The Bishops will be asked to approve proposals for Conference restructuring that originated with the work of the Ad Hoc Committee on Mission and Structure headed by the late Cardinal Joseph Bernardin. The proposals to be voted upon are those which, on the basis of past discussions by the bishops, seemed to enjoy consensus. They include the establishment of a single episcopal conference for the United States with the proposed name of the United States Conference of Catholic Bishops (USCCB).
The Committee on the American Board of Catholic Missions (ABCM) will ask approval of the establishment of a new permanent national Collection for the Home Missions.

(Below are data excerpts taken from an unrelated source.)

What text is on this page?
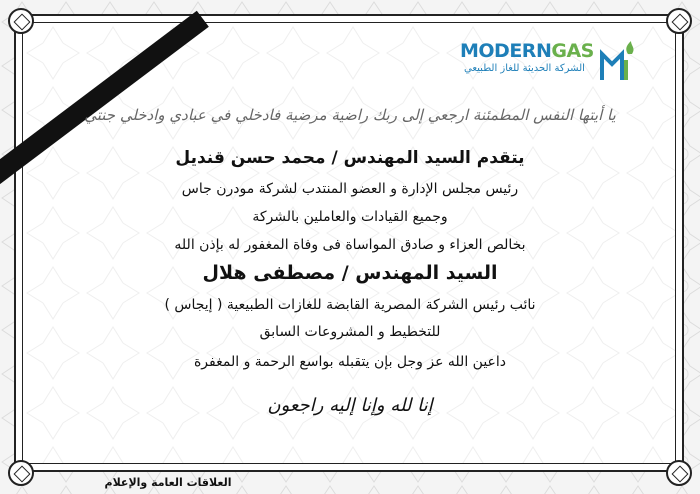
MODERNGAS
الشركة الحديثة للغاز الطبيعي
يا أيتها النفس المطمئنة ارجعي إلى ربك راضية مرضية فادخلي في عبادي وادخلي جنتي
يتقدم السيد المهندس / محمد حسن قنديل
رئيس مجلس الإدارة و العضو المنتدب لشركة مودرن جاس
وجميع القيادات والعاملين بالشركة
بخالص العزاء و صادق المواساة فى وفاة المغفور له بإذن الله
السيد المهندس / مصطفى هلال
نائب رئيس الشركة المصرية القابضة للغازات الطبيعية ( إيجاس )
للتخطيط و المشروعات السابق
داعين الله عز وجل بإن يتقبله بواسع الرحمة و المغفرة
إنا لله وإنا إليه راجعون
العلاقات العامة والإعلام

The bishops established the Mission Sunday collection in 1924, specifying that sixty percent would go to the Society for the Propagation of the Faith for the missions overseas, while forty percent would support the missions in the United States and its dependencies. Over the years, this money has subsidized poor rural churches, supported seminary education and training for lay ministers, provided basic pastoral services to Hispanics and African-American Catholics, even bought textbooks and paid parish utility bills. Annual ABCM grants have gone to dioceses like Jackson, Mississippi; El Paso, Texas; Cheyenne, Wyoming; Fairbanks, Alaska; San Juan, Puerto Rico; and American Samoa.
In 1993, the Bishops agreed to decrease the ABCM share from forty to twenty-five percent from 1995 to 1999. The Holy Father may decide to end it entirely thereafter. This has created the need for a new collection which, if approved, will be taken up on the last Sunday in April beginning in 1998.
The initial goal of the collection would be to raise $7 million after expenses. This would allow the ABCM to restore recent funding cuts, take account of inflation, and begin building an endowment fund.
Coverage of the meeting will conclude with the afternoon session on Friday, June 20 because the Bishops will meet in executive session on Saturday morning, June 21.